José Carlos, fundador del Aula Antonio Machado, era un hombre generoso y   muy humano. Su verba encendida de metáforas, sus dotes para la sociabilidad, su  estampa de seductor, y  algunas de sus peculiaridades, como la oscura capa –reminiscencia, tal vez,  de los tunos o de algún  bardo decimonónico-  con que impactaba en las reuniones,  le daban el tono de quien simplemente se afana por deslumbrar.  Pero,  al tratar con él, una se daba cuenta de que sus cualidades de hombre abierto y receptivo contrarrestaban   cualquier prejuicio a  que pudiera predisponer esa apariencia. Escuchaba a todos, sin distinción de edades, de condiciones intelectuales o intereses,  y compartía a manos llenas su amor por la creación en todas sus vertientes.
Hombre de dos patrias:  su España, su Granada natal,  que forjó su carácter y lo proveyó de vivencias y paisajes, que él supo transformar en obra poética, y, Argentina, patria de adopción, donde formó una familia y generó un interesante lugar de reunión e intercambio cultural. Abrió las puertas de su casa, que era un poco su alma, a quienes solíamos frecuentar el Aula y allí pudimos escuchar la voz de algunos poetas que  llegaron a Buenos Aires gracias a su gestión. José Hierro, Blas de Otero, Fernando Quiñones, Carlos Bousoño, entre otros, ampliaron sensiblemente el panorama de la literatura hispana que se difundía en los ámbitos académicos.

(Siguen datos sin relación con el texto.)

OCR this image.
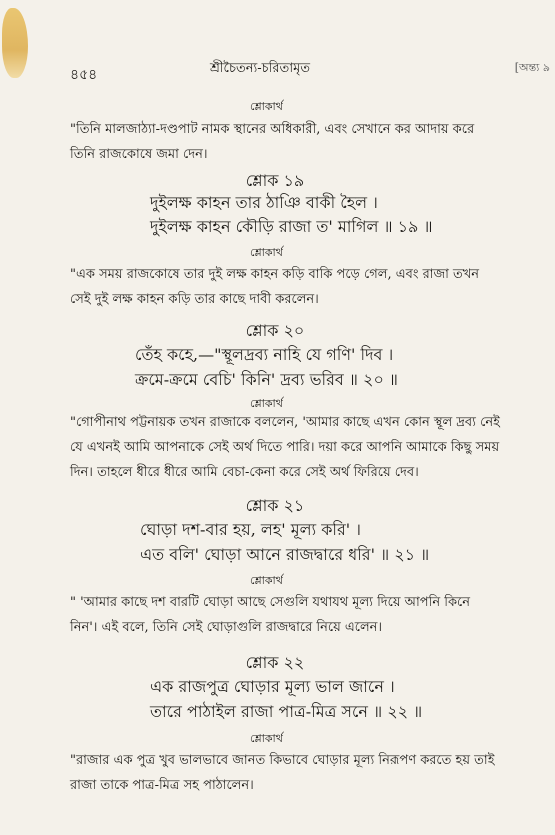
৪৫৪	শ্রীচৈতন্য-চরিতামৃত	[অন্ত্য ৯
শ্লোকার্থ
"তিনি মালজাঠ্যা-দণ্ডপাট নামক স্থানের অধিকারী, এবং সেখানে কর আদায় করে তিনি রাজকোষে জমা দেন।
শ্লোক ১৯
দুইলক্ষ কাহন তার ঠাঞি বাকী হৈল ।
দুইলক্ষ কাহন কৌড়ি রাজা ত' মাগিল ॥ ১৯ ॥
শ্লোকার্থ
"এক সময় রাজকোষে তার দুই লক্ষ কাহন কড়ি বাকি পড়ে গেল, এবং রাজা তখন সেই দুই লক্ষ কাহন কড়ি তার কাছে দাবী করলেন।
শ্লোক ২০
তেঁহ কহে,—"স্থূলদ্রব্য নাহি যে গণি' দিব ।
ক্রমে-ক্রমে বেচি' কিনি' দ্রব্য ভরিব ॥ ২০ ॥
শ্লোকার্থ
"গোপীনাথ পট্টনায়ক তখন রাজাকে বললেন, 'আমার কাছে এখন কোন স্থূল দ্রব্য নেই যে এখনই আমি আপনাকে সেই অর্থ দিতে পারি। দয়া করে আপনি আমাকে কিছু সময় দিন। তাহলে ধীরে ধীরে আমি বেচা-কেনা করে সেই অর্থ ফিরিয়ে দেব।
শ্লোক ২১
ঘোড়া দশ-বার হয়, লহ' মূল্য করি' ।
এত বলি' ঘোড়া আনে রাজদ্বারে ধরি' ॥ ২১ ॥
শ্লোকার্থ
" 'আমার কাছে দশ বারটি ঘোড়া আছে সেগুলি যথাযথ মূল্য দিয়ে আপনি কিনে নিন'। এই বলে, তিনি সেই ঘোড়াগুলি রাজদ্বারে নিয়ে এলেন।
শ্লোক ২২
এক রাজপুত্র ঘোড়ার মূল্য ভাল জানে ।
তারে পাঠাইল রাজা পাত্র-মিত্র সনে ॥ ২২ ॥
শ্লোকার্থ
"রাজার এক পুত্র খুব ভালভাবে জানত কিভাবে ঘোড়ার মূল্য নিরূপণ করতে হয় তাই রাজা তাকে পাত্র-মিত্র সহ পাঠালেন।
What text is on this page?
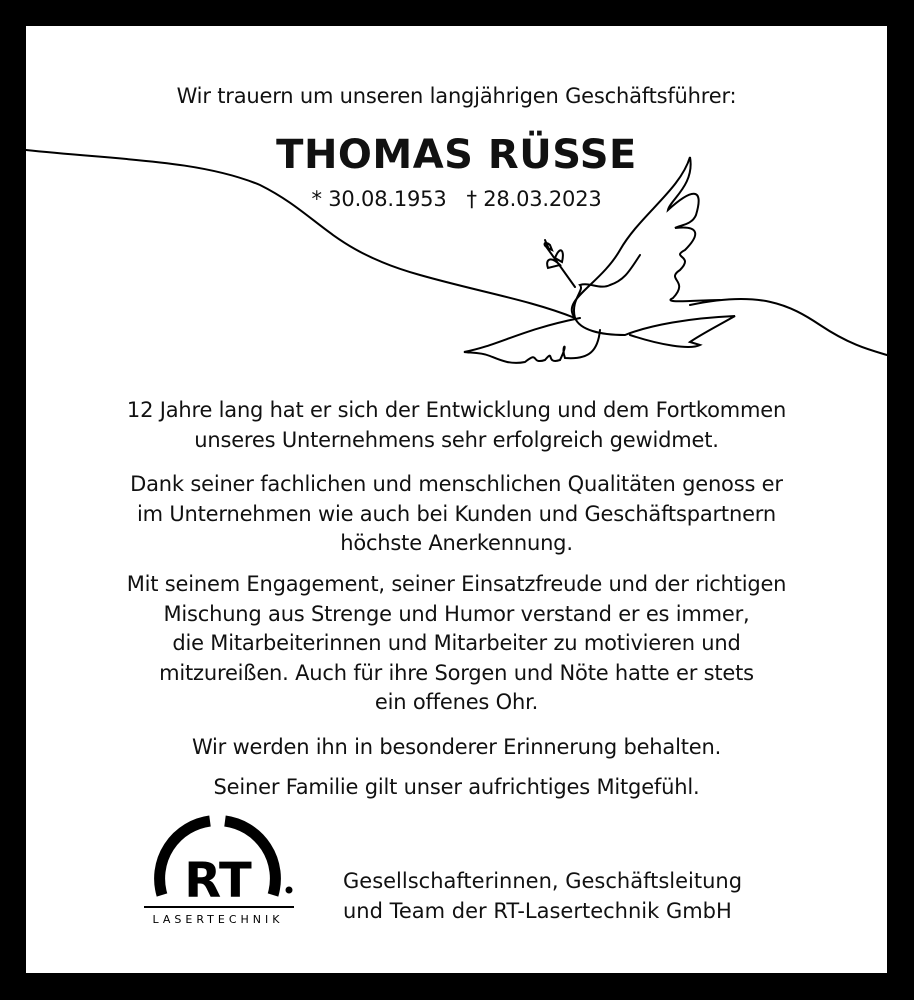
Wir trauern um unseren langjährigen Geschäftsführer:
THOMAS RÜSSE
* 30.08.1953 † 28.03.2023
12 Jahre lang hat er sich der Entwicklung und dem Fortkommen
unseres Unternehmens sehr erfolgreich gewidmet.
Dank seiner fachlichen und menschlichen Qualitäten genoss er
im Unternehmen wie auch bei Kunden und Geschäftspartnern
höchste Anerkennung.
Mit seinem Engagement, seiner Einsatzfreude und der richtigen
Mischung aus Strenge und Humor verstand er es immer,
die Mitarbeiterinnen und Mitarbeiter zu motivieren und
mitzureißen. Auch für ihre Sorgen und Nöte hatte er stets
ein offenes Ohr.
Wir werden ihn in besonderer Erinnerung behalten.
Seiner Familie gilt unser aufrichtiges Mitgefühl.
RT
LASERTECHNIK
Gesellschafterinnen, Geschäftsleitung
und Team der RT-Lasertechnik GmbH
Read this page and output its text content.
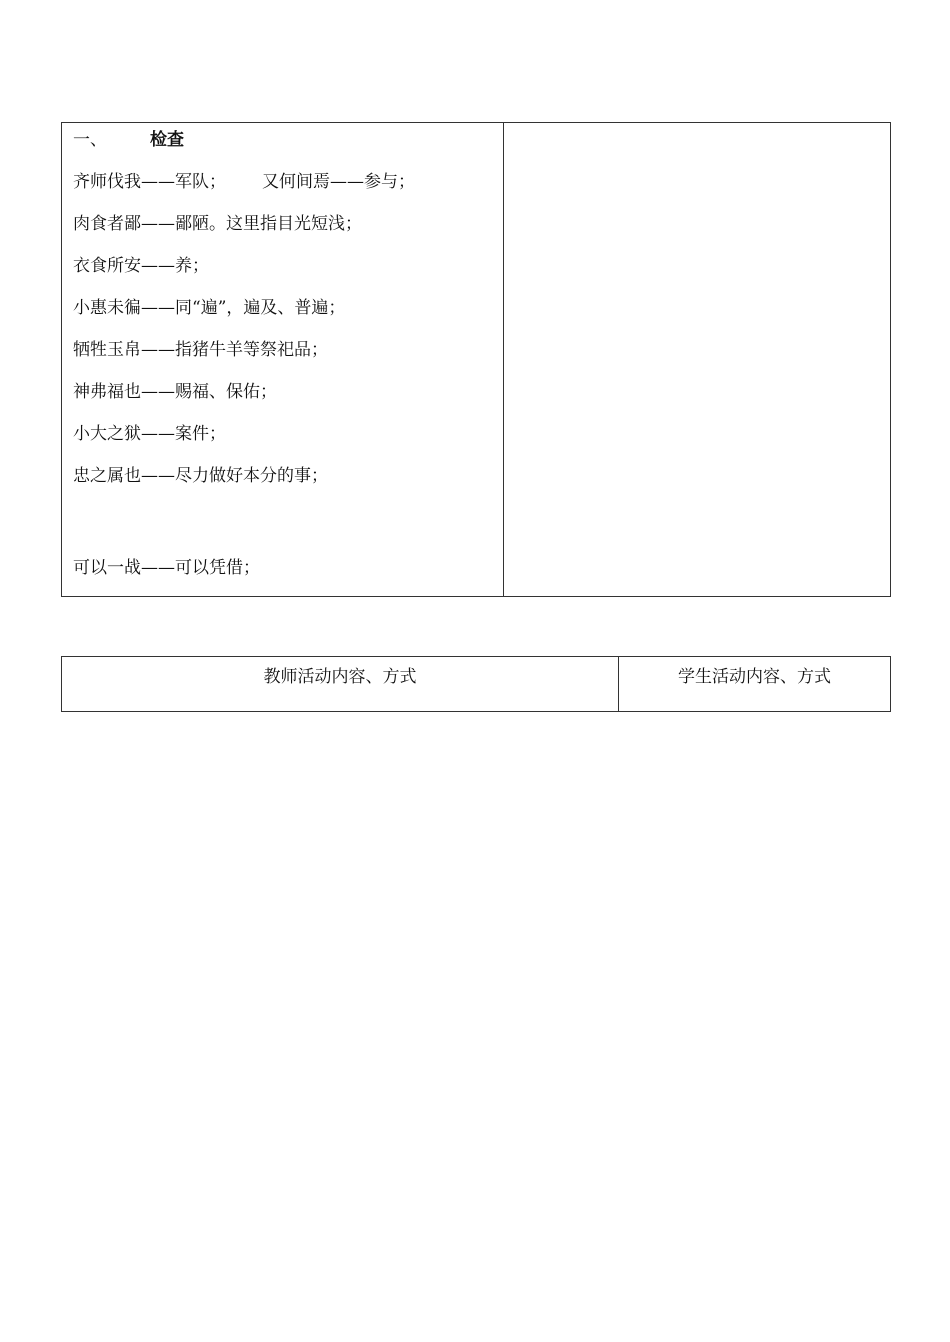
一、	检查
齐师伐我——军队； 又何间焉——参与；
肉食者鄙——鄙陋。这里指目光短浅；
衣食所安——养；
小惠未徧——同“遍”，遍及、普遍；
牺牲玉帛——指猪牛羊等祭祀品；
神弗福也——赐福、保佑；
小大之狱——案件；
忠之属也——尽力做好本分的事；
可以一战——可以凭借；
教师活动内容、方式	学生活动内容、方式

En el 82, obtuve el primer premio del Aula Antonio Machado por mi libro de poemas Río ascendente.  Y en el 83, mi trabajo para la postulación a la beca,  una monografía donde analizaba la poesía de Bousoño, se transformó en un ensayo, que obtuvo mención en el certamen  Coca-Cola en las Artes y  las Ciencias e integró un libro publicado por la Editorial de Belgrano. Para mí – que en ese entonces era muy tímida- estas posibilidades de valoración fueron fundamentales. Gallardo, incansable generador de puentes, había  creado un ámbito propicio.  El     influjo alentador de ese ámbito  luego se fue encadenando con otros  que templaron mi  carácter y  enriquecieron mis  búsquedas creativas.
Aunque José Carlos  ya no esté físicamente  entre nosotros,  su presencia poética, plena de amor por la vida, vibrante en el recuerdo de gratas horas compartidas, abierta como las puertas de su casa, de su gente, de sus mañas, regresa  en estos versos  que no lo dejaron partir del todo, y  que hoy alumbran esta página de mi blog.